Still, it’s exactly the kind of book that excites readers looking for a voice that distills their own yearnings to experience the maximum in any situation. Actor Kristin Stewart makes her feature writing-directing debut here, and while she tamps down on some of the author’s more strenuous and repetitive tendencies, she also deploys some borderline-experimental techniques that do a fair job of approximating Yuknavitch’s internal and external disarray. Imogen Poots throws herself into the leading role, to potent effect; there are solid supporting performances from Michael Epp as the disturbed father, Thora Birch as Lidia’s sister, Tom Sturridge as one of the bisexual protagonist’s three significant male partners, and Jim Belushi (!) as Cuckoo’s Nest author Ken Kesey, who for a time became her drunken writing mentor.

Everyone involved does good work, Stewart most of all. Yet as obviously enamored as she is with the material, its careening nature still feels short on narrative shape, growing more exhausting than insightful over two full hours’ course. While she does Chronology of Water justice, I’m not sure it entirely deserved the attention.
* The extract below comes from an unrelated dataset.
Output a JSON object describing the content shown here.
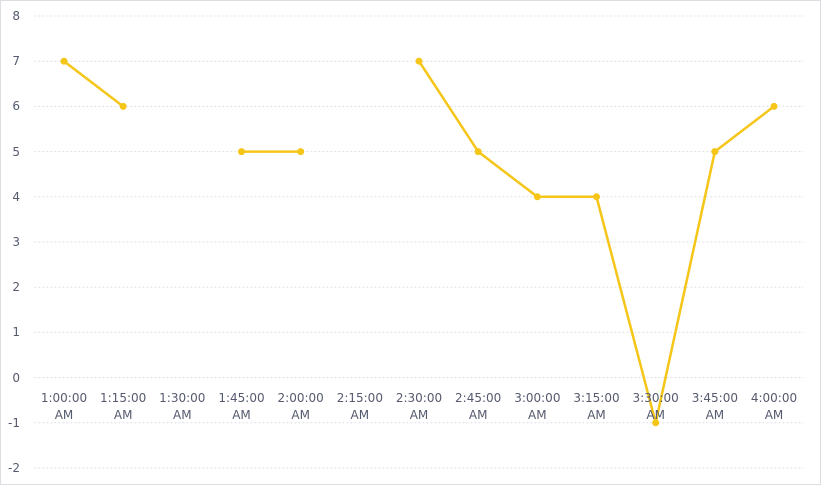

Others, however, may well find the results just as electrifying as they did the book. It opens at the Roxie Theater on Fri/9.

Finally, a movie that’s maybe not crazy enough to fully capture its lead character’s torment is Dead Man’s Wire, which is based on events that happened nearly a half-century ago in Indianapolis. There, a man named Tony Kiritis (portrayed here by Bill Skarsgard) reached the “mad as hell and not gonna take it anymore” state over a property he owned, and was at risk of losing—because, he believed, the mortgage company had swindled him. They ultimately supported a major development elsewhere, rather than the one he’d already gotten approval for, leaving him in serious financial straits. He decided to kidnap the company’s owner (played as a remorseless, high-living fatcat by Al Pacino), but upon discovering that personage has skipped their scheduled meeting to go on vacation, settled for the chief’s more mild-mannered son (Dacre Montgomery as Richard Hall).
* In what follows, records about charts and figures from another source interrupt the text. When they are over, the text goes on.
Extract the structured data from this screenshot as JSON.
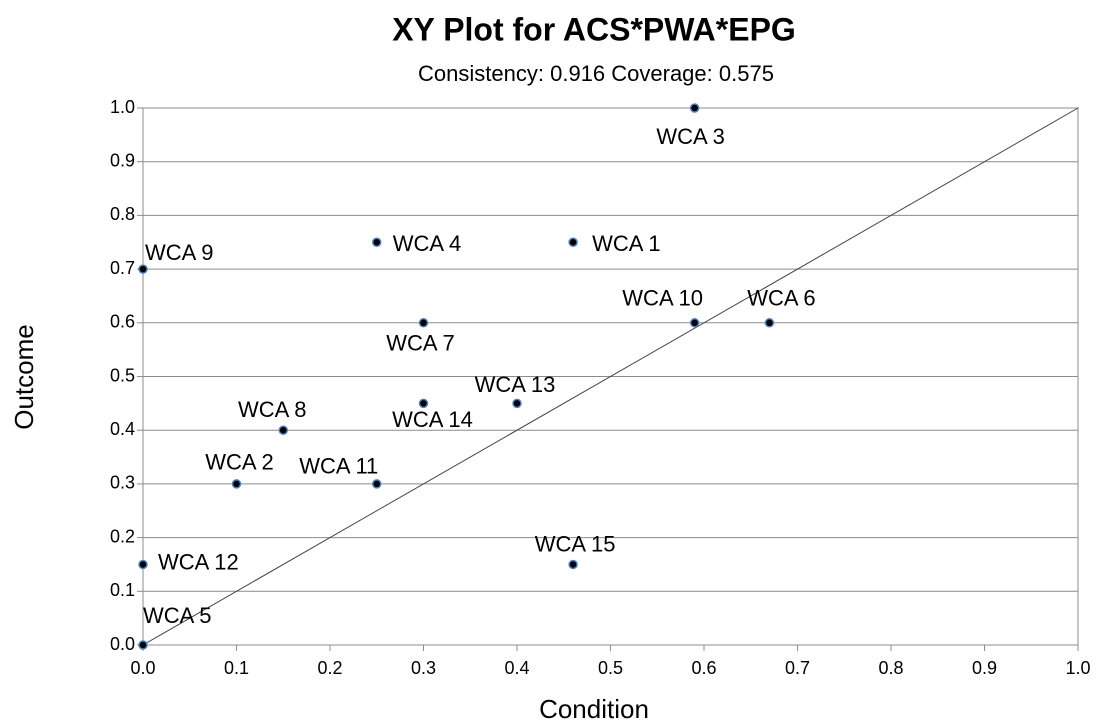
{
  "chart_data": {
    "type": "scatter",
    "title": "XY Plot for ACS*PWA*EPG",
    "subtitle": "Consistency: 0.916  Coverage: 0.575",
    "x_label": "Condition",
    "y_label": "Outcome",
    "labels": [
      "WCA 1",
      "WCA 2",
      "WCA 3",
      "WCA 4",
      "WCA 5",
      "WCA 6",
      "WCA 7",
      "WCA 8",
      "WCA 9",
      "WCA 10",
      "WCA 11",
      "WCA 12",
      "WCA 13",
      "WCA 14",
      "WCA 15"
    ],
    "x": [
      0.46,
      0.1,
      0.59,
      0.25,
      0,
      0.67,
      0.3,
      0.15,
      0,
      0.59,
      0.25,
      0,
      0.4,
      0.3,
      0.46
    ],
    "y": [
      0.75,
      0.3,
      1.0,
      0.75,
      0,
      0.6,
      0.6,
      0.4,
      0.7,
      0.6,
      0.3,
      0.15,
      0.45,
      0.45,
      0.15
    ],
    "color": "#000000",
    "edge_color": "#4f81bd",
    "xlim": [
      0,
      1
    ],
    "ylim": [
      0,
      1
    ],
    "xticks": [
      {
        "value": 0,
        "label": "0.0"
      },
      0.1,
      0.2,
      0.3,
      0.4,
      0.5,
      0.6,
      0.7,
      0.8,
      0.9,
      {
        "value": 1,
        "label": "1.0"
      }
    ],
    "yticks": [
      {
        "value": 0,
        "label": "0.0"
      },
      0.1,
      0.2,
      0.3,
      0.4,
      0.5,
      0.6,
      0.7,
      0.8,
      0.9,
      {
        "value": 1,
        "label": "1.0"
      }
    ],
    "grid": true
  }
}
The enraged Tony only wants justice for himself, and admittance of corporate malfeasance. But even as his plight generates some public support, he renders it more grotesque by wiring a shotgun to the hostage’s neck, ensuring a bloody denouement should any escape or police rescue get attempted. Not unlike the bungled bank robbery dramatized in vintage Pacino vehicle Dog Day Afternoon, this crisis attracted a particular sort of ambulance-chasing media attention—particularly as Kiritis utilized a local radio personality (essayed by Colman Domingo) he admired as a sort of negotiating liaison.
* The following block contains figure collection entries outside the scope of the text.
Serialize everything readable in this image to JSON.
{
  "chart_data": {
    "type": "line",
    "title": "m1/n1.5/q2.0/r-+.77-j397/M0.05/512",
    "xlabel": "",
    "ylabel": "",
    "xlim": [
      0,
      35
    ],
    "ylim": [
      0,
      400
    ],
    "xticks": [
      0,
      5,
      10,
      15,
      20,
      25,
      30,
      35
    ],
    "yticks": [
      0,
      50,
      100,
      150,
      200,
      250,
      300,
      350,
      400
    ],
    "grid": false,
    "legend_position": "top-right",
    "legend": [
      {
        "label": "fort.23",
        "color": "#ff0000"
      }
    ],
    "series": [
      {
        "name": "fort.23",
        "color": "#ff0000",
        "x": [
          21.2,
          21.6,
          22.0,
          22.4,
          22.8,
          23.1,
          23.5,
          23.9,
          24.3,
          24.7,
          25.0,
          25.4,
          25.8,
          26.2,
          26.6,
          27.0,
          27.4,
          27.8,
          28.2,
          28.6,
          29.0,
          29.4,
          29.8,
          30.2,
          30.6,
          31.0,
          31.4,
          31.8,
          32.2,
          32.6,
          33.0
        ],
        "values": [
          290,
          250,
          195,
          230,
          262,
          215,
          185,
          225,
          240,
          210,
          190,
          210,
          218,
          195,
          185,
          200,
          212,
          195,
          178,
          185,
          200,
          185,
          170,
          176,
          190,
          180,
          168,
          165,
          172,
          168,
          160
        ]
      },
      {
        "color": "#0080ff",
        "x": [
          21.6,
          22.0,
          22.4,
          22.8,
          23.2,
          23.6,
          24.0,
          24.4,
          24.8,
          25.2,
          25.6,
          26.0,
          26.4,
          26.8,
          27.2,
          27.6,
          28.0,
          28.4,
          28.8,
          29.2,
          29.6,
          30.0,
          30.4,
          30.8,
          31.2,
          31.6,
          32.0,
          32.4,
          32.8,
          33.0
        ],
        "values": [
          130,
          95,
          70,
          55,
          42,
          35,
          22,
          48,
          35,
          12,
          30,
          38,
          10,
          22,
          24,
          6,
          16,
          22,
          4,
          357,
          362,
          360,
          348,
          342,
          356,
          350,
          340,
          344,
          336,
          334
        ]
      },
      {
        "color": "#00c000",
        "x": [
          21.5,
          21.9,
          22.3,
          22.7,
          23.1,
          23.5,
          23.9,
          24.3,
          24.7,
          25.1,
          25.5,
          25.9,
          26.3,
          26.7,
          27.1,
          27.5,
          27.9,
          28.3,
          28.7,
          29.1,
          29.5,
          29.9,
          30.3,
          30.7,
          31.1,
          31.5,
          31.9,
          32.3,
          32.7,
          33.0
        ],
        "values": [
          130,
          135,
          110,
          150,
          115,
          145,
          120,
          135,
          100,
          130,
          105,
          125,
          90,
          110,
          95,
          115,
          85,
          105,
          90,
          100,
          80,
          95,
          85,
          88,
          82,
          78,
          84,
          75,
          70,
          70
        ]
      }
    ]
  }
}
Dead Man is Gus Van Sant’s first feature film in several years, though he was just hired for the project, not its originator. Perhaps unsurprisingly, then, it emerges as one of his least characteristic works, more in the generic-competency realm of Finding Forrester and Promised Land than his many more personal, idiosyncratic works. The story is inevitably attention-grabbing, but Austin Kolodney’s script feels formulaic, and tonally things never quite gel: The cartoonishly addled Skarsgard and earnestly suffering Montgomery seem to be in different movies, while elements of 1970s nostalgia, drama, cop thriller, social commentary, broad comedy, etc. fail to mesh. It’s an entertaining-enough watch, but given the talent involved, the results should have been more memorable. It opens in limited theaters this Fri/9, then expands Fri/16.